Editorial illustration for: Bitcoin stays calm as Iran oil deadline and Strait of Hormuz attacks stoke crude volatility

In brief

  • US Treasury revoked General License X on July 7; GL X1 wind-down expires July 17 at 12:01 a.m. ET
  • Brent crude surged past $76, WTI topped $72, both up 5%+ on tanker attacks and Strait of Hormuz risk
  • Strait of Hormuz handles ~20% of global oil; UBS forecasts $70–$100 Brent range; HSBC models $110–$120 if constrained
  • Federal Reserve June statement cited energy shocks; nine policymakers now project 2026 rate hike versus zero in March
  • Bitcoin near $63,317; CPI release July 14 and Fed meeting July 28–29 frame macro calendar

Crude surges on Hormuz risk

Tanker attacks near the Strait of Hormuz drove crude price gains this week, and maritime authorities raised transit risk through the strait to severe. Brent crude settled at $74.16 and WTI at $70.44, then extended gains in post-settlement trade to approximately $76.03 and $72.20, putting both benchmarks over 5% above the prior session.
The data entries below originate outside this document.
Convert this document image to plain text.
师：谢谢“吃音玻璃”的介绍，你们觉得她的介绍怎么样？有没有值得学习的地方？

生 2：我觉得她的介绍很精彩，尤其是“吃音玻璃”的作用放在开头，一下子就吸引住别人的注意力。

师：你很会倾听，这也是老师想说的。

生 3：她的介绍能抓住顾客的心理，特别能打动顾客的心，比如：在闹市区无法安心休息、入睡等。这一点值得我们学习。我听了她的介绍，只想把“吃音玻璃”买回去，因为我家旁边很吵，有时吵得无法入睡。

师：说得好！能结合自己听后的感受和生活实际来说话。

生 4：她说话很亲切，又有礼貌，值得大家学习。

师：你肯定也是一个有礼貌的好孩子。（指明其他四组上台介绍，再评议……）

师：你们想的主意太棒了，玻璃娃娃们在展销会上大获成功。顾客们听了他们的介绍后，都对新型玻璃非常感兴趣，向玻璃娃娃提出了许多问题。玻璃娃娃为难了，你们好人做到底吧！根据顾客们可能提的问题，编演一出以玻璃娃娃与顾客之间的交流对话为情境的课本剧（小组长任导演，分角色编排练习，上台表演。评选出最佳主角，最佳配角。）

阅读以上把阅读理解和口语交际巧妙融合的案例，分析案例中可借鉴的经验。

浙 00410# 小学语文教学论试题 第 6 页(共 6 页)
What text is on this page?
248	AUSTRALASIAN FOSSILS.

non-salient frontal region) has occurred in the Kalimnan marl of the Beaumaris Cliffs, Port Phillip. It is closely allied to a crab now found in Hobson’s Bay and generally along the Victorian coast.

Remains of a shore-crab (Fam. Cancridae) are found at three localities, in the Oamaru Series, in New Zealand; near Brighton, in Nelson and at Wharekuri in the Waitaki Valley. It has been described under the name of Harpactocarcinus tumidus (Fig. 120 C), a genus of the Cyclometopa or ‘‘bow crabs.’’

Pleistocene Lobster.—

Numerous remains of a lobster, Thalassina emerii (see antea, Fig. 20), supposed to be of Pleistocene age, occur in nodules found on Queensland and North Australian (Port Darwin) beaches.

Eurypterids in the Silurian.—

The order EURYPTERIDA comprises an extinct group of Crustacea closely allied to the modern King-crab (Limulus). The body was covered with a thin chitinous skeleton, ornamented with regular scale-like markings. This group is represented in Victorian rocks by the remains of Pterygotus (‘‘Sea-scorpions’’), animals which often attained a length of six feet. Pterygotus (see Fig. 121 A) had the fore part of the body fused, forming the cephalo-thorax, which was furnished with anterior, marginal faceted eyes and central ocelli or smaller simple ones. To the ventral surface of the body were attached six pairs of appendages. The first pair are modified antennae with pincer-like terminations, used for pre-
The scale of exposure matters. The Strait of Hormuz handled approximately 20 million barrels per day in 2024, representing roughly 20% of global petroleum liquids consumption. Any sustained disruption ripples through energy costs globally.

The Fed already watches energy

The Federal Reserve treats energy as a live input into its outlook. The Fed kept rates at 3.50%-3.75% in its June 17 statement, citing supply shocks including energy among reasons inflation stayed elevated relative to its 2% goal. That signal shifted in June's projections: nine of the Federal Reserve's 19 policymakers saw a 2026 rate hike in June projections, up from zero three months earlier.

US regular gasoline was priced at $3.777 per gallon for the week of July 6, down from $4.146 per gallon on June 8, but that cushion can evaporate fast if supply tightens. Crude oil accounted for 57% of the March 2026 regular gasoline price according to EIA's cost breakdown, giving pump prices direct exposure to geopolitical shocks.

Bitcoin absorbs the macro calendar

Bitcoin traded near $63,317 with an intraday range of $62,711 to $64,435 during the same period, showing relative calm relative to crude's move. But the macro calendar compresses three separate events into three weeks: the Bureau of Labor Statistics releases June CPI on July 14 at 8:30 a.m. ET, the OFAC wind-down expires July 17, and the Federal Reserve's next policy meeting runs July 28-29.

Analyst forecasts for crude reflect the uncertainty. UBS has flagged a potential Brent crude range between $70 and $100 depending on how quickly Hormuz traffic normalizes, while HSBC has modeled a potential Brent crude range of $110 to $120 if flows through the Strait of Hormuz stay constrained for months. The difference between those scenarios isn't academic—it flows into inflation prints, Fed messaging, and ultimately crypto market risk appetite.